Das Konzept Industrie 4.0 wird gerade aus den üblichen Gründen „versemmelt“ (Gunnar Sohn). Sie tauchen immer wieder in Diskussionen über den digitalen Rückstand auf und lassen sich (schön deutsch) durchnummerieren:

  1. Produktfixierung: Deutsche Unternehmen denken häufig nicht in Ökosystemen aus Produkten und Services, sondern in abgegrenzten Einzelprodukten. Innovation ist hierzulande zu oft bloß eine Verbesserung des Bestehenden, kein Neudenken ganzer Märkte.
  2. Technikfixierung: Das Produkt wird immer ausgefeilter, lässt aber häufig jede Rücksicht auf Wünsche und Bedürfnisse der Kunden vermissen. Hierzulande finden sich in einigen Bereichen die besten Produkte der Welt mit Benutzeroberflächen (und Designs) aus der Hölle.
  3. Forschungsfixierung: Deutsche Unternehmen denken zu wenig in Anwendungsszenarien und Geschäftsmodellen, sondern eher in wohlklingenden und ausgeplanten Engineering-Konzepten. Viele Ideen teilen das Schicksal des Semantic Web: Sie sind wissenschaftlich ausgefeilt, aber in der Praxis bedeutungslos, weil sie den Kunden keinen Mehrwert bringen.
  4. Theoriefixierung: Deutsche Unternehmen und ihre Verbände sind nicht pragmatisch genug. Sie verschwenden lieber Zeit bei der peniblen Ausarbeitung von 150%ig durchdachten Branchenstandards.
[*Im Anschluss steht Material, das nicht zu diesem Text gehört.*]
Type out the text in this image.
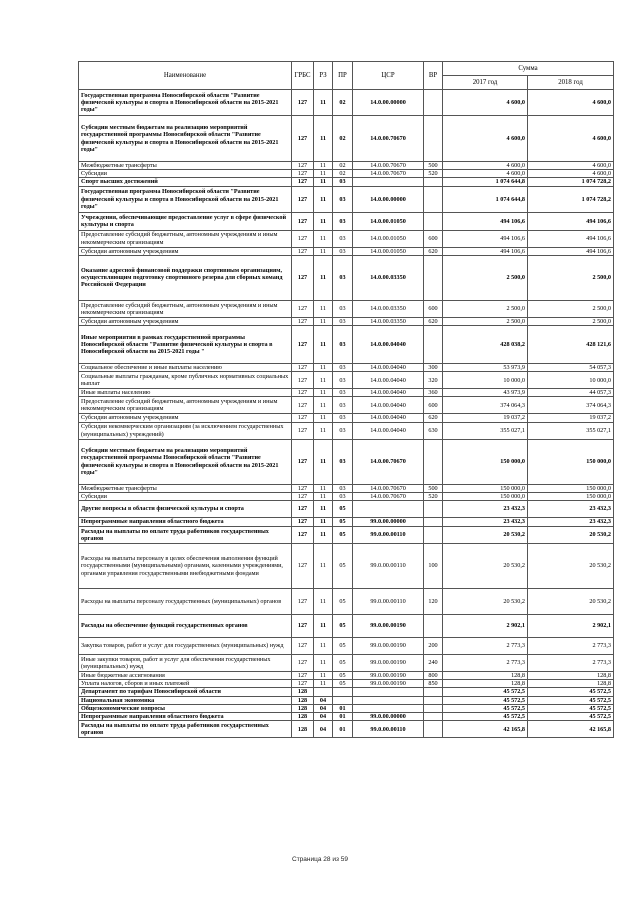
Наименование	ГРБС	РЗ	ПР	ЦСР	ВР	Сумма	
						2017 год	2018 год
Государственная программа Новосибирской области "Развитие физической культуры и спорта в Новосибирской области на 2015-2021 годы"	127	11	02	14.0.00.00000		4 600,0	4 600,0
Субсидии местным бюджетам на реализацию мероприятий государственной программы Новосибирской области "Развитие физической культуры и спорта в Новосибирской области на 2015-2021 годы"	127	11	02	14.0.00.70670		4 600,0	4 600,0
Межбюджетные трансферты	127	11	02	14.0.00.70670	500	4 600,0	4 600,0
Субсидии	127	11	02	14.0.00.70670	520	4 600,0	4 600,0
Спорт высших достижений	127	11	03			1 074 644,8	1 074 728,2
Государственная программа Новосибирской области "Развитие физической культуры и спорта в Новосибирской области на 2015-2021 годы"	127	11	03	14.0.00.00000		1 074 644,8	1 074 728,2
Учреждения, обеспечивающие предоставление услуг в сфере физической культуры и спорта	127	11	03	14.0.00.01050		494 106,6	494 106,6
Предоставление субсидий бюджетным, автономным учреждениям и иным некоммерческим организациям	127	11	03	14.0.00.01050	600	494 106,6	494 106,6
Субсидии автономным учреждениям	127	11	03	14.0.00.01050	620	494 106,6	494 106,6
Оказание адресной финансовой поддержки спортивным организациям, осуществляющим подготовку спортивного резерва для сборных команд Российской Федерации	127	11	03	14.0.00.03350		2 500,0	2 500,0
Предоставление субсидий бюджетным, автономным учреждениям и иным некоммерческим организациям	127	11	03	14.0.00.03350	600	2 500,0	2 500,0
Субсидии автономным учреждениям	127	11	03	14.0.00.03350	620	2 500,0	2 500,0
Иные мероприятия в рамках государственной программы Новосибирской области "Развитие физической культуры и спорта в Новосибирской области на 2015-2021 годы "	127	11	03	14.0.00.04040		428 038,2	428 121,6
Социальное обеспечение и иные выплаты населению	127	11	03	14.0.00.04040	300	53 973,9	54 057,3
Социальные выплаты гражданам, кроме публичных нормативных социальных выплат	127	11	03	14.0.00.04040	320	10 000,0	10 000,0
Иные выплаты населению	127	11	03	14.0.00.04040	360	43 973,9	44 057,3
Предоставление субсидий бюджетным, автономным учреждениям и иным некоммерческим организациям	127	11	03	14.0.00.04040	600	374 064,3	374 064,3
Субсидии автономным учреждениям	127	11	03	14.0.00.04040	620	19 037,2	19 037,2
Субсидии некоммерческим организациям (за исключением государственных (муниципальных) учреждений)	127	11	03	14.0.00.04040	630	355 027,1	355 027,1
Субсидии местным бюджетам на реализацию мероприятий государственной программы Новосибирской области "Развитие физической культуры и спорта в Новосибирской области на 2015-2021 годы"	127	11	03	14.0.00.70670		150 000,0	150 000,0
Межбюджетные трансферты	127	11	03	14.0.00.70670	500	150 000,0	150 000,0
Субсидии	127	11	03	14.0.00.70670	520	150 000,0	150 000,0
Другие вопросы в области физической культуры и спорта	127	11	05			23 432,3	23 432,3
Непрограммные направления областного бюджета	127	11	05	99.0.00.00000		23 432,3	23 432,3
Расходы на выплаты по оплате труда работников государственных органов	127	11	05	99.0.00.00110		20 530,2	20 530,2
Расходы на выплаты персоналу в целях обеспечения выполнения функций государственными (муниципальными) органами, казенными учреждениями, органами управления государственными внебюджетными фондами	127	11	05	99.0.00.00110	100	20 530,2	20 530,2
Расходы на выплаты персоналу государственных (муниципальных) органов	127	11	05	99.0.00.00110	120	20 530,2	20 530,2
Расходы на обеспечение функций государственных органов	127	11	05	99.0.00.00190		2 902,1	2 902,1
Закупка товаров, работ и услуг для государственных (муниципальных) нужд	127	11	05	99.0.00.00190	200	2 773,3	2 773,3
Иные закупки товаров, работ и услуг для обеспечения государственных (муниципальных) нужд	127	11	05	99.0.00.00190	240	2 773,3	2 773,3
Иные бюджетные ассигнования	127	11	05	99.0.00.00190	800	128,8	128,8
Уплата налогов, сборов и иных платежей	127	11	05	99.0.00.00190	850	128,8	128,8
Департамент по тарифам Новосибирской области	128					45 572,5	45 572,5
Национальная экономика	128	04				45 572,5	45 572,5
Общеэкономические вопросы	128	04	01			45 572,5	45 572,5
Непрограммные направления областного бюджета	128	04	01	99.0.00.00000		45 572,5	45 572,5
Расходы на выплаты по оплате труда работников государственных органов	128	04	01	99.0.00.00110		42 165,8	42 165,8
Страница 28 из 59
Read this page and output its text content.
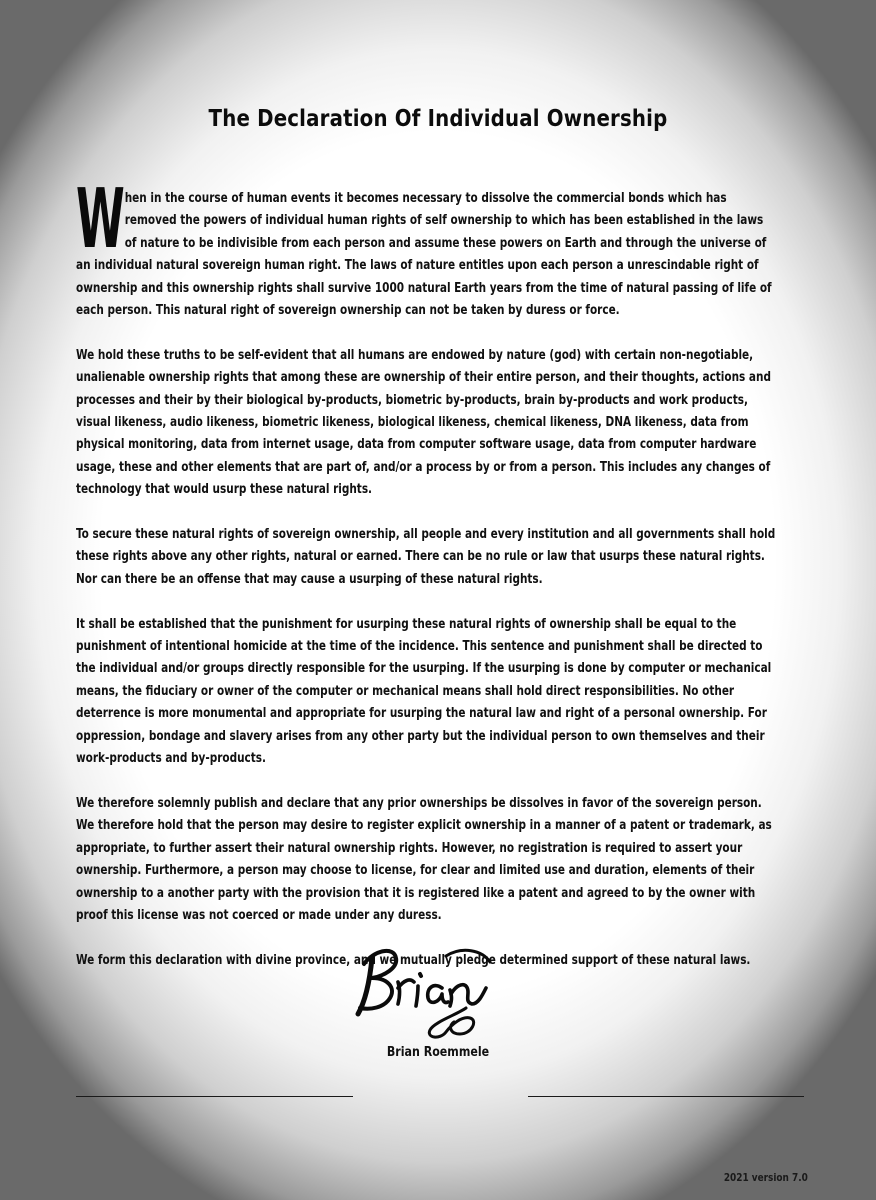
The Declaration Of Individual Ownership

When in the course of human events it becomes necessary to dissolve the commercial bonds which has removed the powers of individual human rights of self ownership to which has been established in the laws of nature to be indivisible from each person and assume these powers on Earth and through the universe of an individual natural sovereign human right. The laws of nature entitles upon each person a unrescindable right of ownership and this ownership rights shall survive 1000 natural Earth years from the time of natural passing of life of each person. This natural right of sovereign ownership can not be taken by duress or force.

We hold these truths to be self-evident that all humans are endowed by nature (god) with certain non-negotiable, unalienable ownership rights that among these are ownership of their entire person, and their thoughts, actions and processes and their by their biological by-products, biometric by-products, brain by-products and work products, visual likeness, audio likeness, biometric likeness, biological likeness, chemical likeness, DNA likeness, data from physical monitoring, data from internet usage, data from computer software usage, data from computer hardware usage, these and other elements that are part of, and/or a process by or from a person. This includes any changes of technology that would usurp these natural rights.

To secure these natural rights of sovereign ownership, all people and every institution and all governments shall hold these rights above any other rights, natural or earned. There can be no rule or law that usurps these natural rights. Nor can there be an offense that may cause a usurping of these natural rights.

It shall be established that the punishment for usurping these natural rights of ownership shall be equal to the punishment of intentional homicide at the time of the incidence. This sentence and punishment shall be directed to the individual and/or groups directly responsible for the usurping. If the usurping is done by computer or mechanical means, the fiduciary or owner of the computer or mechanical means shall hold direct responsibilities. No other deterrence is more monumental and appropriate for usurping the natural law and right of a personal ownership. For oppression, bondage and slavery arises from any other party but the individual person to own themselves and their work-products and by-products.

We therefore solemnly publish and declare that any prior ownerships be dissolves in favor of the sovereign person. We therefore hold that the person may desire to register explicit ownership in a manner of a patent or trademark, as appropriate, to further assert their natural ownership rights. However, no registration is required to assert your ownership. Furthermore, a person may choose to license, for clear and limited use and duration, elements of their ownership to a another party with the provision that it is registered like a patent and agreed to by the owner with proof this license was not coerced or made under any duress.

We form this declaration with divine province, and we mutually pledge determined support of these natural laws.

Brian Roemmele
2021 version 7.0
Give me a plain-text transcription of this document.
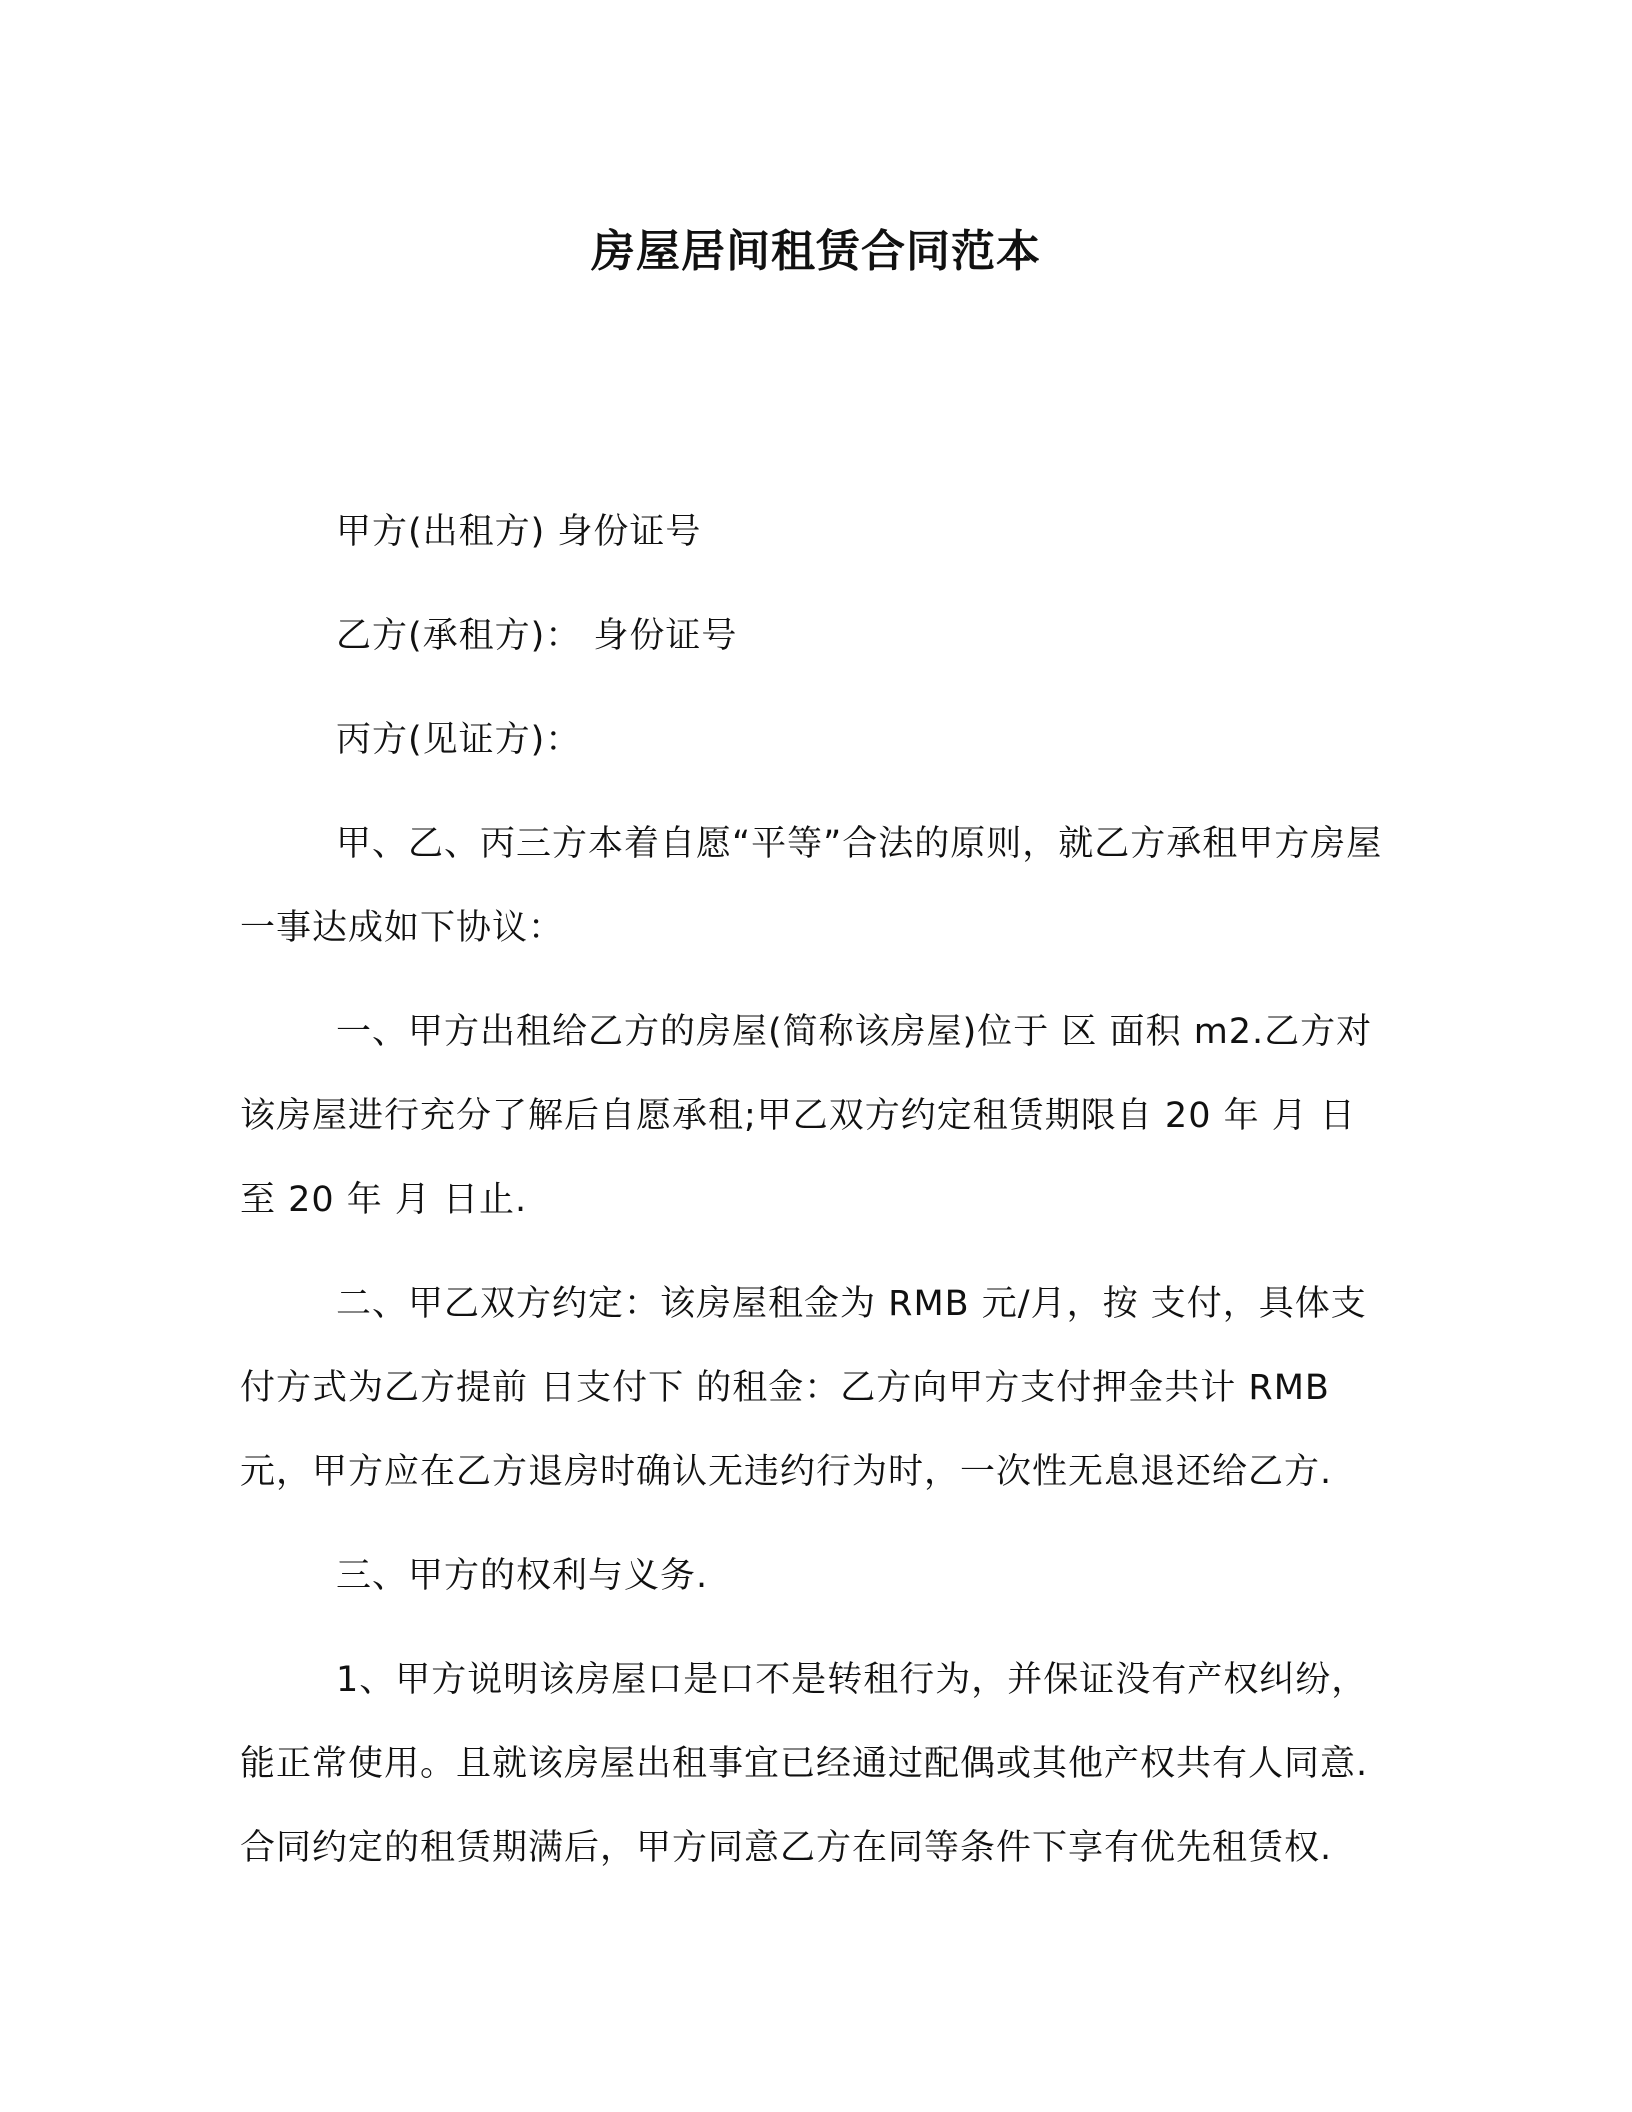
房屋居间租赁合同范本

甲方(出租方) 身份证号

乙方(承租方)： 身份证号

丙方(见证方)：

甲、乙、丙三方本着自愿“平等”合法的原则，就乙方承租甲方房屋一事达成如下协议：

一、甲方出租给乙方的房屋(简称该房屋)位于 区 面积 m2.乙方对该房屋进行充分了解后自愿承租;甲乙双方约定租赁期限自 20 年 月 日至 20 年 月 日止.

二、甲乙双方约定：该房屋租金为 RMB 元/月，按 支付，具体支付方式为乙方提前 日支付下 的租金：乙方向甲方支付押金共计 RMB 元，甲方应在乙方退房时确认无违约行为时，一次性无息退还给乙方.

三、甲方的权利与义务.

1、甲方说明该房屋口是口不是转租行为，并保证没有产权纠纷，能正常使用。且就该房屋出租事宜已经通过配偶或其他产权共有人同意.合同约定的租赁期满后，甲方同意乙方在同等条件下享有优先租赁权.
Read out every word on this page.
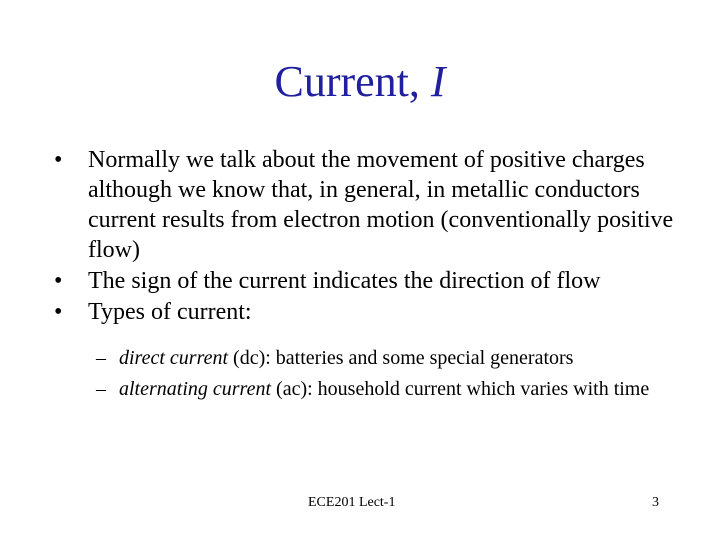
Current, I
•	Normally we talk about the movement of positive charges although we know that, in general, in metallic conductors current results from electron motion (conventionally positive flow)
•	The sign of the current indicates the direction of flow
•	Types of current:
– direct current (dc): batteries and some special generators
– alternating current (ac): household current which varies with time
ECE201 Lect-1	3
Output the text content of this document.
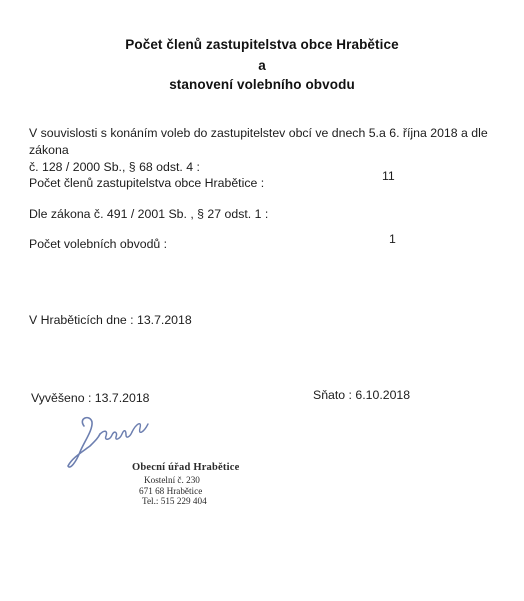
Počet členů zastupitelstva obce Hrabětice
a
stanovení volebního obvodu
V souvislosti s konáním voleb do zastupitelstev obcí ve dnech 5.a 6. října 2018 a dle zákona
č. 128 / 2000 Sb., § 68 odst. 4 :
Počet členů zastupitelstva obce Hrabětice :	11
Dle zákona č. 491 / 2001 Sb. , § 27 odst. 1 :
Počet volebních obvodů :	1
V Hraběticích dne : 13.7.2018
Vyvěšeno : 13.7.2018	Sňato : 6.10.2018
Obecní úřad Hrabětice
Kostelní č. 230
671 68 Hrabětice
Tel.: 515 229 404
Währenddessen preschen Startups vor und greifen sich einfach irgendein halbwegs passendes Verfahren, das anschließend durch häufigen Einsatz zum Quasistandard wird.
  5. Effizienzfixierung: Industrie 4.0 wird oft lediglich als neuartige Methode zur Steigerung der Effizienz von Unternehmen missverstanden, nicht als Auslöser von neuen Geschäftsmodellen. In Deutschland wird häufig nur eine eingeschränkte Sparversion von Industrie 4.0 propagiert, bei der übergreifende Aspekte der digitalen Transformation vollkommen fehlen.

Kleine Revolutionen

Diese fünf Fixierungen passen nicht zum digitalen Wandel, der sich in den letzten Jahrzehnten langsam durch die Gesellschaften gefressen hat. Die Digitalwirtschaft ist dynamisch und flexibel. Wer da mithalten will, muss die alte Ingenieursbrille absetzen und seine Fixierungen aufgeben.

Das wird der deutschen Wirtschaft nicht leicht fallen. Doch der Wandel ist da und manchmal entsteht er an den seltsamsten Stellen, zum Beispiel bei Bosch. Genau: Das konservative Traditionsunternehmen, das manch einem in der Vergangenheit eher wie eine „Technikbehörde“ vorkam.

Der neue CEO Volkmar Denner hat in nur wenig mehr als zwei Jahren eine kleine Revolution bei Bosch ausgelöst. Festgefügte Hierarchien, überkorrekte Planungsarbeiten, ausuferndes Controlling, die berüchtigten Zentralanweisungen und der Sonderaufzug für den Vorstand, all dies hat Denner abgeschafft oder wenigstens begrenzt.

Durch die Neuerfindung als Deutschlands größtes Startup mit eigener Digitalkonferenz „ConnectedWorld“ ist Bosch jetzt überall dabei - im Google-Auto ebenso wie bei Tesla, in Smartphones ebenso wie im Internet der Dinge. Prägnantes Beispiel für diese digitale Transformation: Das Sicherheitsradar für Tesla entstand innerhalb von zehn Monaten. Früher hätte so etwas zwei Jahre gedauert.